Monday, 18 April 2011

Roasted carrot and red lentil ragout

I was enticed into cooking this dish due to the description by its creater, (Molly O'Neil) as 'a colourful fusion of textures that appeals to all your senses before the first bite, and then it leaves you with a burst of flavours in your mouth'. How could I not try it after that description?

I don't know about a colourful fusion, it is more of a deep orange, but the end result was certainly surprising. Although there isn't alot of chili in here the ragout packs quiet a punch and leaves you wanting to go back for more. Initially I was going to serve this on it's own because it didn't seem right serving it with rice but I am glad that I did because there is so much flavour in this ragout that the blandness of rice makes the perfect accompaniment.
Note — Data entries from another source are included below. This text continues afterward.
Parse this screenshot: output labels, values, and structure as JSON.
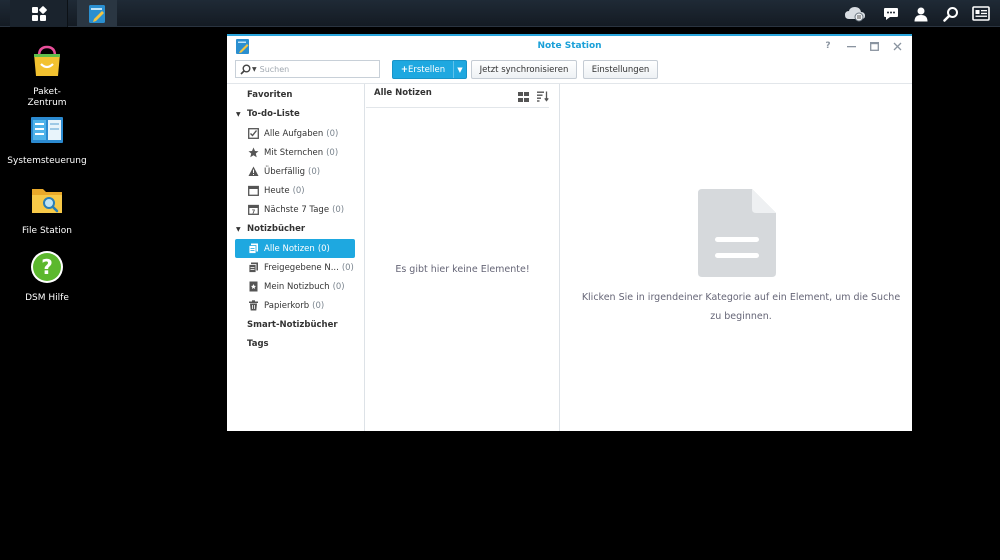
{
  "taskbar": {
    "main_menu_icon": "grid-icon",
    "open_app_icon": "note-station-icon",
    "right_icons": [
      "cloud-sync-icon",
      "chat-icon",
      "user-icon",
      "search-icon",
      "widgets-icon"
    ]
  },
  "desktop": {
    "icons": [
      {
        "label": "Paket-\nZentrum",
        "icon": "package-center-icon"
      },
      {
        "label": "Systemsteuerung",
        "icon": "control-panel-icon"
      },
      {
        "label": "File Station",
        "icon": "file-station-icon"
      },
      {
        "label": "DSM Hilfe",
        "icon": "help-icon"
      }
    ]
  },
  "window": {
    "title": "Note Station",
    "controls": [
      "help-icon",
      "minimize-icon",
      "maximize-icon",
      "close-icon"
    ]
  },
  "toolbar": {
    "search_placeholder": "Suchen",
    "create_label": "Erstellen",
    "sync_label": "Jetzt synchronisieren",
    "settings_label": "Einstellungen"
  },
  "sidebar": {
    "favorites": "Favoriten",
    "todo_section": "To-do-Liste",
    "todo_items": [
      {
        "label": "Alle Aufgaben",
        "count": "(0)",
        "icon": "checkbox-icon"
      },
      {
        "label": "Mit Sternchen",
        "count": "(0)",
        "icon": "star-icon"
      },
      {
        "label": "Überfällig",
        "count": "(0)",
        "icon": "warning-icon"
      },
      {
        "label": "Heute",
        "count": "(0)",
        "icon": "calendar-icon"
      },
      {
        "label": "Nächste 7 Tage",
        "count": "(0)",
        "icon": "calendar-week-icon"
      }
    ],
    "notebooks_section": "Notizbücher",
    "notebook_items": [
      {
        "label": "Alle Notizen",
        "count": "(0)",
        "icon": "notes-icon"
      },
      {
        "label": "Freigegebene N...",
        "count": "(0)",
        "icon": "shared-notes-icon"
      },
      {
        "label": "Mein Notizbuch",
        "count": "(0)",
        "icon": "notebook-icon"
      },
      {
        "label": "Papierkorb",
        "count": "(0)",
        "icon": "trash-icon"
      }
    ],
    "smart_notebooks": "Smart-Notizbücher",
    "tags": "Tags"
  },
  "notelist": {
    "title": "Alle Notizen",
    "empty_text": "Es gibt hier keine Elemente!",
    "tool_icons": [
      "grid-view-icon",
      "sort-icon"
    ]
  },
  "detail": {
    "placeholder_icon": "document-icon",
    "message_line1": "Klicken Sie in irgendeiner Kategorie auf ein Element, um die Suche",
    "message_line2": "zu beginnen."
  },
  "colors": {
    "accent": "#1ea8e0",
    "title": "#1aa0d8",
    "desktop": "#000000"
  }
}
The best thing about this dish is that at no point does it even occur to you that there is no meat in it. The recipe doesn't pretend to substitute meat with anything, it is what it is and it stands on it's own. I urge you to try it.

  • 5 large carrots
  • olive oil
  • 2 1/2 teaspoons salt
  • Freshly ground black pepper to taste
  • 1 medium onion, sliced thin (mandolin)
  • 3/4 teaspoon  chili powder
  • 3/4 teaspoon cayenne pepper
  • 1 cup red lentils
  • 5 cups chicken stock
  1. Preheat the oven to 220 degrees. Lay the carrots in a roasting pan and toss with olive oiloil. Season with 1 1/2 teaspoons salt and a few grinds of pepper. Roast for 20 minutes. Turn the carrots, add the onion and roast 25 minutes, until the carrots are brown and tender. Put the onion on top of the carrots so they don't burn. When carrots are cool enough, cut them in 1/4-inch dice.
  2. Warm some olive oil in a saucepan. Add the carrot-and-onion mixture, the chili powder and the cayenne pepper. Cook, stirring, for 1 minute. Stir in the lentils. Add the stock and simmer, stirring occasionally, for 20 to 25 minutes, until the lentils are falling apart. Season with remaining salt and pepper to taste. Serve with rice, or as a thick soup.

1 comment:

  1. This is not a joke: we bought an OXO Mandoline Slicer last weekend, which seems to be the most mentioned item in this blog other than salt an pepper. As soon as my fingers heal after trying it out yesterday, I will definitely attempt this recipe.